Başbakan Yardımcısı ve Hükümet Sözcüsü Numan Kurtulmuş, Bakanlar Kurulu toplantısına verilen arada yaptığı açıklamada, 15 Temmuz etkinlikleri ile ilgili olarak, "Birinci yıl dönümünde yapılan bu etkinliklere, yaklaşık 6 milyonu aşkın vatandaşımız katılmıştır. Bu da birinci yılında vatandaşlarımızın aynen 15 Temmuz 2016'daki gibi demokrasiye sahip çıktığını, vatana karşı yapılan bu ihaneti asla karşılıksız bırakmayacağını, aynı şekilde şehitlerimizi ve gazilerimizi anmaktan geri durmayacağını açıkça ispat eden önemli bir gösteri olmuştur." ifadelerini kullandı.
"Finansal kaynakları da kurutulacaktır"
FETÖ ile mücadeleye dair Kurtulmuş, "Bu örgütün maddi kaynaklarının kurutulması da bu örgütle mücadelenin en temel adımlarından birisidir. Bunun için örgütle irtibatlı olan 966 şirkete el konulmuş ve TMSF'ye devredilmiştir. Ayrıca bu şirketlerin yaklaşık 4 bin 888 mal varlığına el konulmuş bu mal varlıklarının taşınmazlarının Maliye'ye devri sağlanmıştır. Ayrıca, finansal mücadelenin gerçekleştirilmesi için her türlü imkanla bunlarla mücadele edilecek, finansal kaynakları da kurutulacaktır." dedi.
Kurtulmuş, "111 bin 240 kişi kamu görevinden ihraç edildi. 32 bin 180 kişi uzaklaştırıldı... Yaklaşık 3,5 milyon kamu görevlisi olduğunu düşünürseniz ihraç edilenlerin rakamı, toplam kamu görevlilerinin yüzde 3,5 seviyesindedir." şeklinde konuştu.
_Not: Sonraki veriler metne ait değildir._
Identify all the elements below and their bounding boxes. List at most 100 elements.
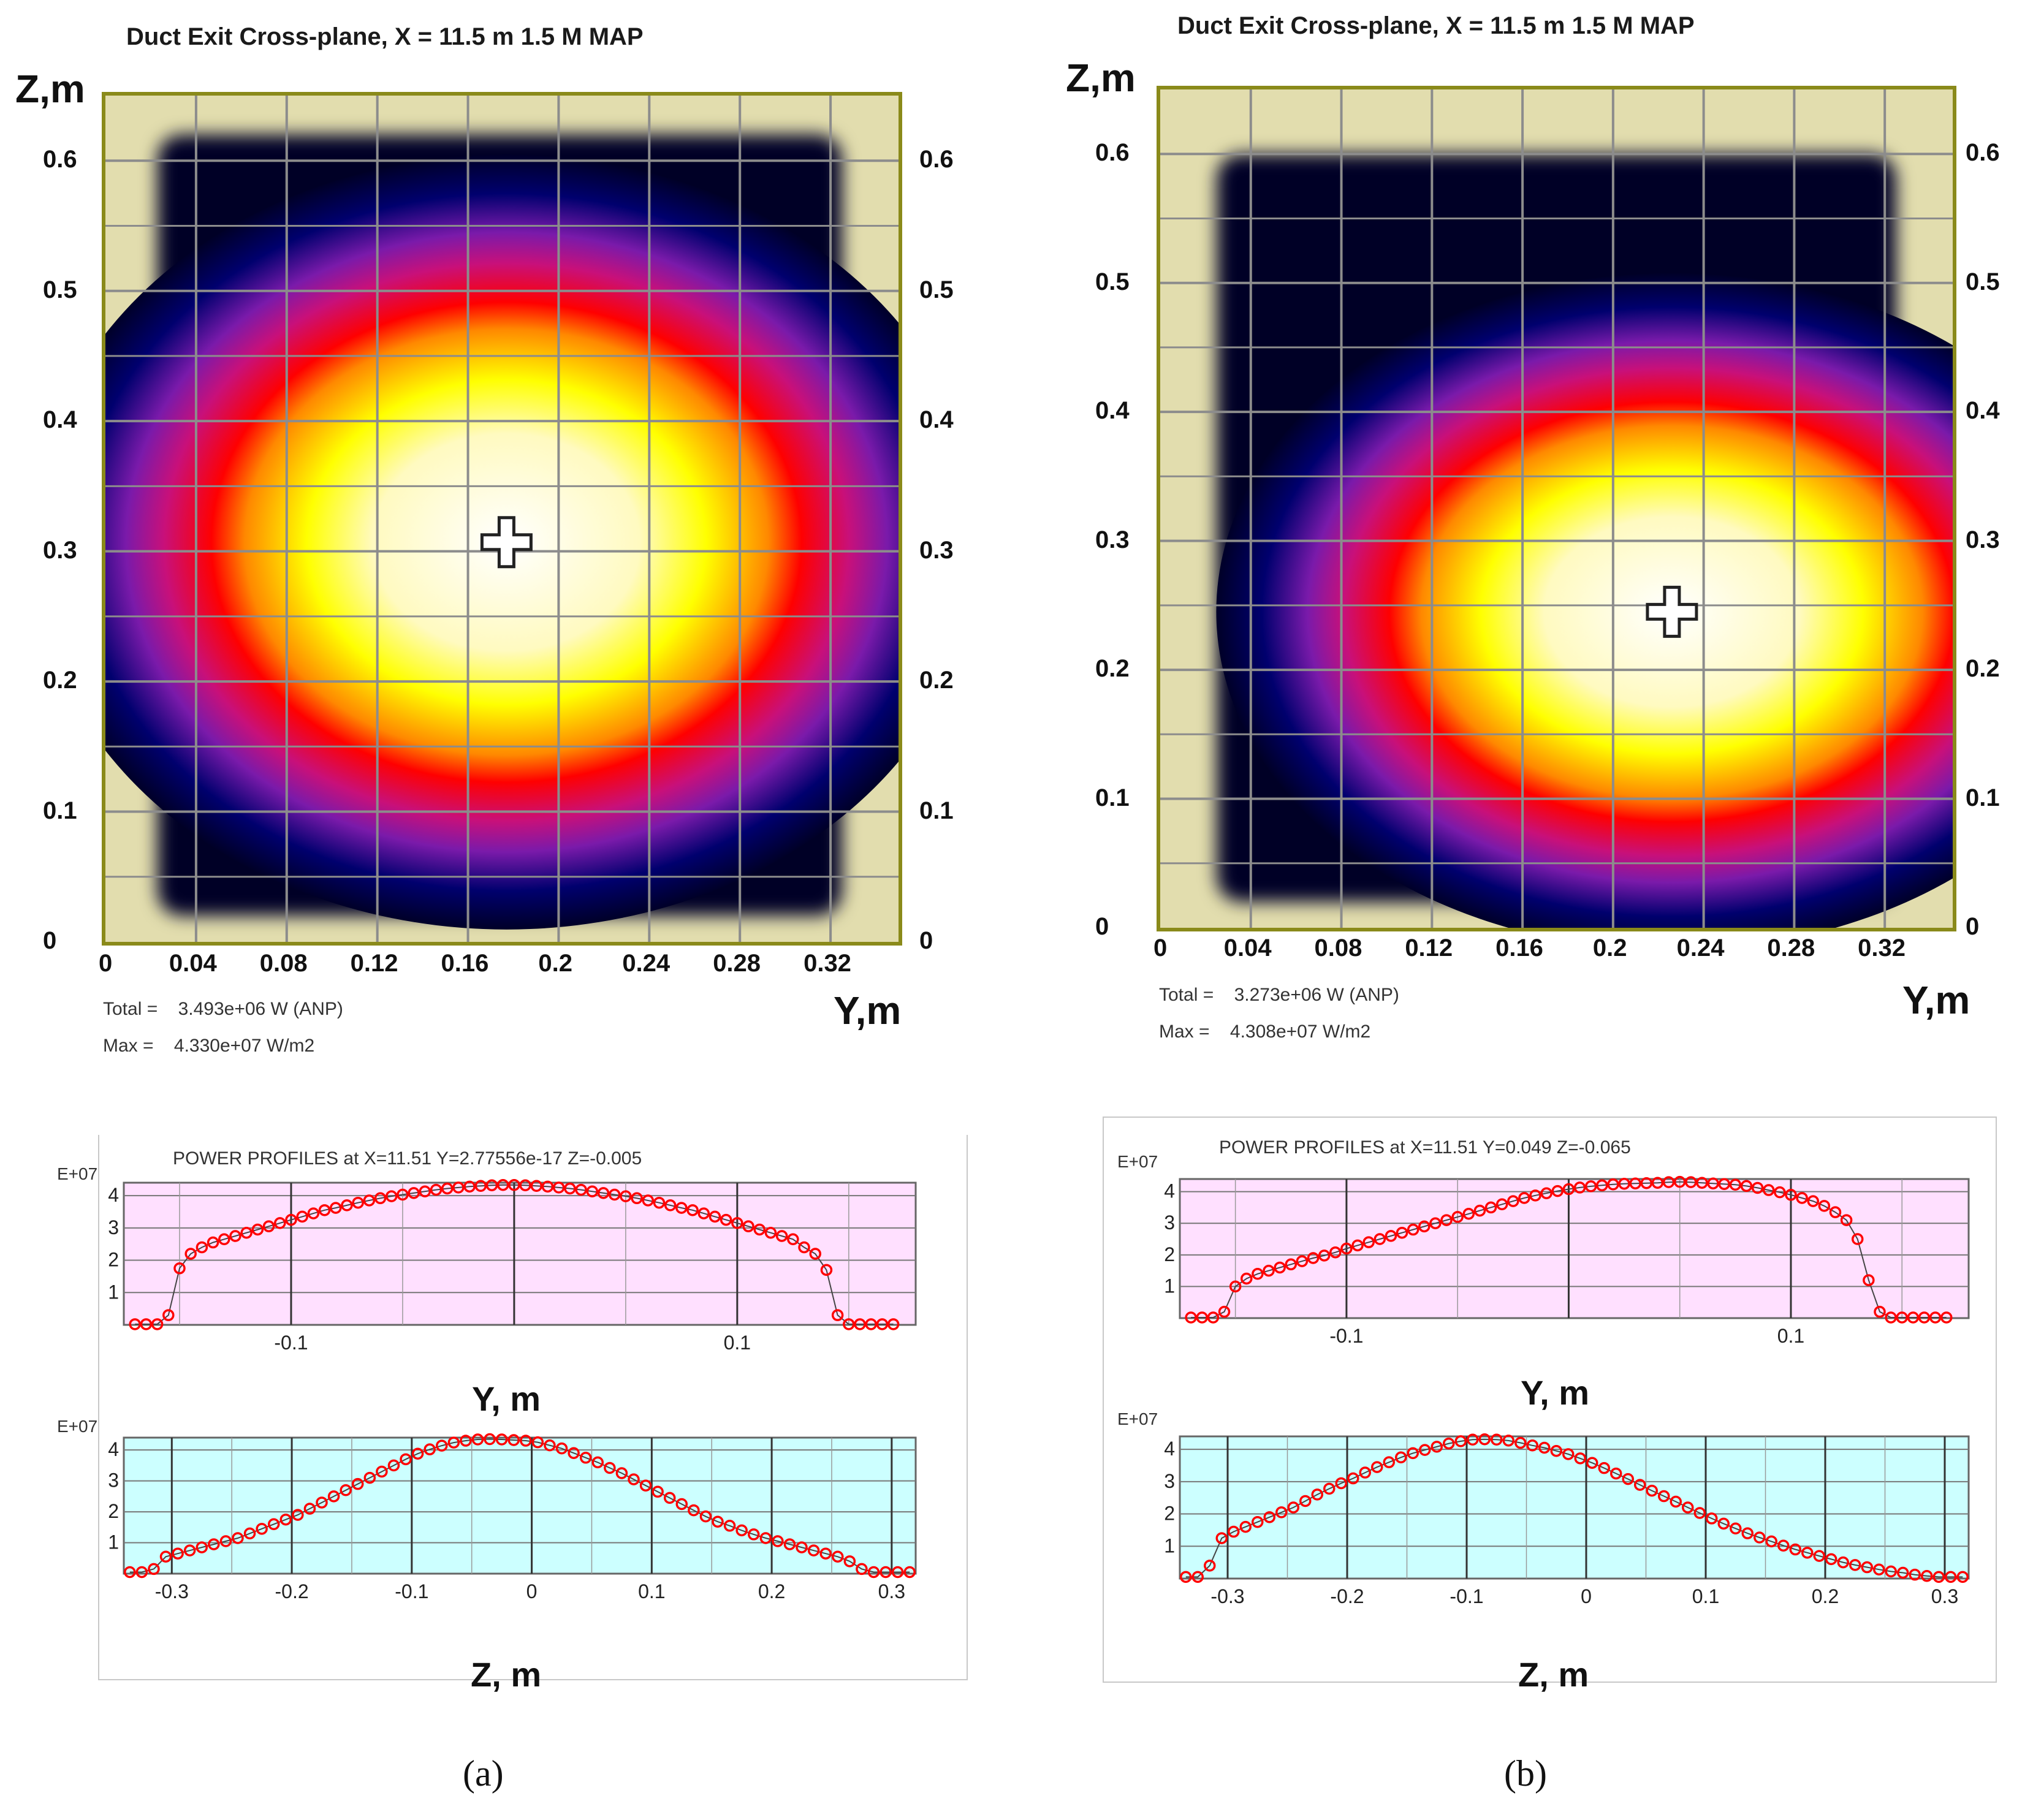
data-point [1318, 1249, 1331, 1262]
y-axis-title: Y,m [834, 988, 902, 1033]
y-tick-label: 0.16 [1495, 935, 1543, 961]
data-point [1275, 1506, 1288, 1519]
data-point [675, 1498, 688, 1511]
data-point [352, 1196, 364, 1209]
data-point [1467, 1433, 1479, 1446]
data-point [819, 1547, 832, 1560]
data-point [374, 1192, 387, 1205]
data-point [1263, 1264, 1275, 1277]
data-point [207, 1236, 219, 1249]
data-point [1514, 1436, 1527, 1449]
data-point [140, 1318, 153, 1330]
data-point [1395, 1451, 1407, 1464]
data-point [530, 1180, 543, 1192]
data-point [1932, 1571, 1945, 1583]
data-point [229, 1230, 241, 1242]
z-profile-axis-title: Z, m [1518, 1655, 1589, 1694]
data-point [318, 1204, 331, 1216]
data-point [243, 1527, 256, 1540]
data-point [1618, 1177, 1630, 1190]
data-point [831, 1309, 844, 1321]
data-point [1538, 1441, 1551, 1454]
data-point [387, 1459, 400, 1472]
data-point [1740, 1180, 1753, 1192]
z-tick-label: 0.4 [1966, 397, 2000, 425]
data-point [1229, 1280, 1242, 1293]
y-profile-plot: 1 2 3 4 -0.1 0.1 [102, 1178, 917, 1363]
z-tick-label: 0.3 [1966, 526, 2000, 553]
total-label: Total = [103, 999, 163, 1019]
x-tick-label: -0.1 [395, 1580, 428, 1602]
x-tick-label: -0.1 [274, 1332, 308, 1354]
data-point [1754, 1531, 1766, 1544]
data-point [1840, 1214, 1853, 1226]
data-point [307, 1207, 320, 1219]
data-point [351, 1477, 364, 1490]
data-point [1440, 1214, 1453, 1226]
data-point [1407, 1447, 1419, 1460]
data-point [1921, 1570, 1933, 1582]
data-point [1796, 1192, 1808, 1204]
panel-caption: (b) [1504, 1753, 1547, 1794]
heatmap-frame [102, 92, 902, 946]
data-point [218, 1233, 230, 1246]
x-tick-label: -0.2 [1330, 1585, 1364, 1607]
data-point [1574, 1452, 1586, 1465]
data-point [1518, 1192, 1530, 1204]
z-tick-label: 0 [43, 927, 57, 954]
data-point [628, 1473, 640, 1485]
z-tick-label: 0.6 [1966, 139, 2000, 167]
data-point [496, 1178, 509, 1191]
data-point [856, 1563, 868, 1575]
profiles-box [1103, 1117, 1997, 1683]
x-tick-label: 0.2 [758, 1580, 785, 1602]
data-point [1807, 1195, 1819, 1207]
x-tick-label: -0.3 [1210, 1585, 1244, 1607]
data-point [1918, 1311, 1931, 1324]
data-point [1296, 1255, 1309, 1267]
data-point [376, 1465, 388, 1478]
total-readout: Total = 3.273e+06 W (ANP) [1159, 985, 1399, 1006]
data-point [832, 1550, 844, 1563]
panel-caption: (a) [463, 1753, 504, 1794]
data-point [1651, 1177, 1664, 1189]
data-point [1573, 1181, 1586, 1194]
data-point [1462, 1208, 1475, 1220]
data-point [712, 1515, 724, 1528]
z-tick-label: 0.2 [43, 667, 77, 694]
data-point [1385, 1230, 1397, 1242]
data-point [699, 1510, 712, 1523]
data-point [865, 1318, 877, 1330]
data-point [408, 1187, 420, 1199]
data-point [1629, 1177, 1641, 1189]
x-tick-label: -0.2 [275, 1580, 308, 1602]
data-point [1351, 1239, 1364, 1252]
data-point [1730, 1522, 1742, 1535]
data-point [1551, 1185, 1564, 1197]
y-tick-label: 2 [108, 1249, 119, 1271]
data-point [1670, 1495, 1682, 1508]
data-point [820, 1264, 833, 1276]
data-point [1873, 1563, 1885, 1575]
heatmap-image [1160, 89, 1953, 928]
data-point [219, 1535, 232, 1547]
data-point [159, 1550, 172, 1563]
data-point [1801, 1547, 1814, 1559]
data-point [1529, 1189, 1541, 1202]
y-profile-exponent: E+07 [57, 1164, 98, 1183]
data-point [903, 1566, 916, 1579]
data-point [1907, 1311, 1920, 1324]
data-point [285, 1213, 297, 1226]
data-point [1696, 1177, 1708, 1189]
data-point [251, 1223, 264, 1236]
data-point [1502, 1435, 1514, 1447]
z-profile-chart: 1 2 3 4 -0.3 -0.2 -0.1 0 0.1 0.2 0.3 [1164, 1433, 1970, 1607]
profiles-title: POWER PROFILES at X=11.51 Y=0.049 Z=-0.0… [1219, 1137, 1631, 1158]
data-point [1329, 1246, 1342, 1259]
max-label: Max = [1159, 1022, 1215, 1042]
data-point [1646, 1484, 1658, 1497]
data-point [764, 1226, 777, 1239]
y-tick-label: 4 [108, 1184, 119, 1206]
data-point [1863, 1274, 1875, 1286]
data-point [531, 1436, 544, 1449]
FETÖ sanıklarına tek tip elbise
Kurtulmuş, "Mahkemelerimiz açık, hukukun üstünlüğü prensipleri içerisinde hareket ediyor ama bunların (FETÖ sanıkları) tektip elbiseyle mahkemelere getirilmesi daha doğru bir yoldur. Bununla ilgili çalışmalarda Adalet Bakanlığımız tarafından yapılacaktır." dedi.
Mescid-i Aksa'nın İsrail tarafından ibadete kapatılması
Mescid-i Aksa'nın İsrail tarafından ibadete kapatılmasının kabul edilemez ve son derece yaralayıcı bir karar olduğunu belirten Kurtulmuş, şöyle devam etti:
"İslam dünyasında üç tane kutsal mescit var. Mekke'deki ve Medine'deki Harem-i Şerifler ve Kudüs'teki Harem-i Şerif. Kudüs'teki Harem-i Şerif, Müslümanların ilk kıblesi ve üç büyük camisinden birisidir. 1967 savaşlarından bu yana da hiç kapanmamış, hele hele cuma namazları hiç aksatılmamıştır. Dolayısıyla böyle bir ortamda hem de İsrail'in bir tarafıyla barış vesaire dediği ortamda bu kararın uygulanması kabul edilemez. İnsanlık suçudur, ibadet özgürlüklerine karşı işlenmiş bir suçtur."